За столом сидел пожилой импозантный господин, судя по посадке, метра три ростом. Наверное, брат того осьминога. Суп он ел как-то затейливо: тарелка простояла в холодильнике месяца два, так он легонько стучал молотком, отлетевшие ледышки ловил сачком и запихивал в рот.
– Здорово, эгоцентрик. На, подкрепись, – протянул мне сачок с супом, – я тут в Ижевске был, не город – мечта! Они там небоскребы из змей делают, братан мой с ними дружит, шоколадом кормит. Весь город, говорит, обкусанный ходит. Вот бы тебе туда. Поставил бы ванну с патокой, разбогател. А то посередь железной дороги озеро устроил. Так недолго и в милицию загреметь. Супцу еще настрогай, Вась.
– Озеро, озеро, – не то наяву, не то во сне пробормотал я.
– Ты еще скажи спасибо, – хлопнул меня по плечу инженер, – что бабы вёдрами всё твое озеро расхлебали. Аккурат там авария вышла, воду отключили. Генерал приезжал на митинг, орал про нашу славную ирригацию, а на железную дорогу, мол, плевать. За это его в истопники перевели.
– Я тебе вот что скажу, Вась, – оторвался от супа Никодим. – Ты сначала аквариум себе купи, а потом в политику лезь. А то, как мой братан. Забрался на столб свет чинить, а отвертку забыл.
– Так при чем тут аквариум?
– Дело простое. Аквариум купи, наложи туда всякой всячины – ну там килек, гаечных ключей, топор, кислой капусты, денег не забудь, рубля три, проволоки моток…и к завхозу.
– Где я тебе возьму завхоза? Какого завхоза?
– Не шуми. Придешь с товаром – завхоз всегда найдется. Да хотя бы мой братан или этот, – он кивнул на меня, – эгоцентрик.

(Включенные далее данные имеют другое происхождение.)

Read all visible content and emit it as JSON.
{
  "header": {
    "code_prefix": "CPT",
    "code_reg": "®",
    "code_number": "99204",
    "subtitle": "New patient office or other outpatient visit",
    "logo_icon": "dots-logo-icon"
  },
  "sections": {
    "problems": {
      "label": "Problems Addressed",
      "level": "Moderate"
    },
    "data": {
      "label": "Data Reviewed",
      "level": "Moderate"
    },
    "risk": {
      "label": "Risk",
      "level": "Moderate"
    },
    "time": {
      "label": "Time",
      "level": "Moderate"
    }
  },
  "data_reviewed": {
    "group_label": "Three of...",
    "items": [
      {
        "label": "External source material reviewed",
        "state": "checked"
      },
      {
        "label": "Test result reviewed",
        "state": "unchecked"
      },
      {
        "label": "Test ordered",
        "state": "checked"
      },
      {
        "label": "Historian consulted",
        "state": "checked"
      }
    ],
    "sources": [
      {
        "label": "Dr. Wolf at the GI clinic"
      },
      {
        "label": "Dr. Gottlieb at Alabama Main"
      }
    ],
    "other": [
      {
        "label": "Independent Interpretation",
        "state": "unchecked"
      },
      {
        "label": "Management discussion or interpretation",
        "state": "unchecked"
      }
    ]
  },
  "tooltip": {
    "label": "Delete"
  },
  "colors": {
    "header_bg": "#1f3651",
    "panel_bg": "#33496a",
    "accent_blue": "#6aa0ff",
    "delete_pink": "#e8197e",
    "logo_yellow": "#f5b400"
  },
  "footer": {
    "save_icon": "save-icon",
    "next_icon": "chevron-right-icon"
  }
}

Я почувствовал внезапный прилив злобы:
– Не путайте меня в ваши воровские дела! Где мое озеро?
– Чудак человек, – усмехнулся инженер, – сколько в твоем озере воды?
– Не знаю. Тысяч десять литров. Может, пятнадцать…
– Как же тебе без аквариума? Воду-то чем черпать будешь? – удивился Никодим, брат осьминога. – У братана рук нет, одни ноги, много он тебе перетаскает? Да еще за ботинками следит, чистюля. Я, сам видишь, инвалид, суп с трудом есть могу, инженера с работы попросили. Самому придется на водохранилище топать. Года за два перетаскаешь.
– А ты, друг любезный, – подмигнул мне инженер, – спроворь еще одно озеро. Чего тебе стоит, эгоцентрику?
– Да я забыл, кто такой эгоцентрик!
– Так посмотри в словаре. – Тут разъярился Никодим: – Ты посоветуешь! Я полистал, хотел узнать, что такое баба, так там сказано: «смотри арабские сказки». А их томов двести. Давай лучше в жмурки поиграем.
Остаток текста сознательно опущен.